A completare il quadro, uno studio nazionale francese di regressione ecologica (2011 – 2021) ha individuato fra le cause ipotizzate del tumore pancreatico una serie di pesticidi ampiamente usati che potrebbero spiegare l’aumento dell’incidenza. L’ipotesi trova conferma nelle parole del professor Majno che completa il quadro delle cause citando la pancreatite cronica come un fattore di rischio importante per il cancro del pancreas. Per il 50% si può ricondurre a delle pancreatiti acute recidivanti, mentre un altro 50% può emergere lentamente, talvolta senza fattori predisponenti evidenti diversi da fumo e alcol («un vero e proprio veleno per questi pazienti»): «La pancreatite cronica crea uno stato infiammatorio che aumenta il rischio di tumore. Sono pazienti che bisogna seguire costantemente per riuscire a individuare precocemente l’eventuale insorgenza di cancro».
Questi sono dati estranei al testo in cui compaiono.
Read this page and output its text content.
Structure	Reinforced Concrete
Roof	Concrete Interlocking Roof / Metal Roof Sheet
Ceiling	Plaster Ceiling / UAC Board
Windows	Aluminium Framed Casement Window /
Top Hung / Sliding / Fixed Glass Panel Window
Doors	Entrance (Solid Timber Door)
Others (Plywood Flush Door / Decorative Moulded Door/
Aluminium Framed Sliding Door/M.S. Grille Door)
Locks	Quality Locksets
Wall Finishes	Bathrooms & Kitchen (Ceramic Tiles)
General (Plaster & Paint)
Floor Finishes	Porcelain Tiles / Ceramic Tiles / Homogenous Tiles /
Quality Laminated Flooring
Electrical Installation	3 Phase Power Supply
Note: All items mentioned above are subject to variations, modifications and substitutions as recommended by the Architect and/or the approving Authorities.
L’articolo dei professori Jean Louis Frossard e Darius Moradpours indica, di fatto, la diagnosi precoce come uno degli strumenti migliori per una buona prognosi: «Il monitoraggio della glicemia in alcune popolazioni a rischio, o anche il test dell’emoglobina glicata, potrebbero essere un marcatore di interesse per la diagnosi precoce del cancro al pancreas». Dal canto suo, il professor Majno si dice fiducioso sull’evoluzione delle cure multidisciplinari specialistiche: «Grazie agli enormi progressi della medicina, i mezzi per combattere il cancro al pancreas sono aumentati: quindici anni fa la sopravvivenza a cinque anni era del 5%, oggi per molti pazienti possiamo parlare del 30-40%, o di percentuali ancora più alte in quelli che seguiamo per pancreatite cronica, per delle cisti del pancreas o per una predisposizione familiare (più di 2 casi in famiglia)». È certo che, come per altri tumori, si giungerà alla guarigione: «Ad esempio, nel tumore del seno siamo giunti ad oltre il 90% di guarigione». Ad ogni modo, la medicina multidisciplinare oggigiorno personalizza per ciascun paziente gli obiettivi delle terapie che, peraltro, oltre a chirurgia e radioterapia si avvalgono pure di nuovi prodotti altamente efficaci (farmaci e chemioterapie mirate). Anche la ricerca scientifica galoppa verso nuovi orizzonti ed è naturale citare la semaglutide (Agonista GLP-1), il farmaco per i pazienti con diabete di tipo 2 e per la cura dell’obesità che tanto ha fatto discutere negli ultimi tempi: «Non dimentichiamo che l’obesità è un fattore di rischio molto incisivo nello sviluppo di tumore al pancreas, così come l’insulinoresistenza; questo farmaco potrebbe dunque fungere da fattore protettivo allo sviluppo del cancro al pancreas come da altri tumori, ma dobbiamo aspettare più dati a lungo termine».

Alcuni studi recenti condotti su pazienti con il diabete di tipo 2 hanno dimostrato che quelli trattati con semaglutide hanno probabilità più basse di contrarre dieci dei tredici tumori associati all’obesità rispetto a coloro che invece assumevano insulina. Nello specifico, il rischio di sviluppare un tumore è stato ridotto della metà per alcuni tumori specifici come cancro al pancreas e alla cistifellea. Ciò significa che questo farmaco divenuto popolare per perdere peso potrebbe avere effetti protettivi sullo sviluppo di alcune neoplasie fra le quali quella pancreatica: «Questo effetto è già stato dimostrato per la chirurgia bariatrica. Sono inoltre state verificate altre proprietà positive degli GLP-1 agonisti sul piano neurologico e della salute comportamentale, con un diminuito rischio di convulsioni e di dipendenza da alcol, cannabis, stimolanti e oppioidi, e forse anche un ruolo nella prevenzione della malattia di Alzheimer». È interessantissimo, perché i suoi effetti dovrebbero aiutare anche a smettere di fumare e consumare alcol: «Non dimentichiamo che si sottovaluta la nocività dell’alcol per lo sviluppo dei tumori: una bottiglia di vino equivale a fumare dieci sigarette per l’uomo, e venti per la donna». Concludendo, riflettiamo sul fatto che contrastare questa epidemia oncologica in divenire comporta una serie di azioni «possibili» individuali e collettive, verso uno stile di vita sano.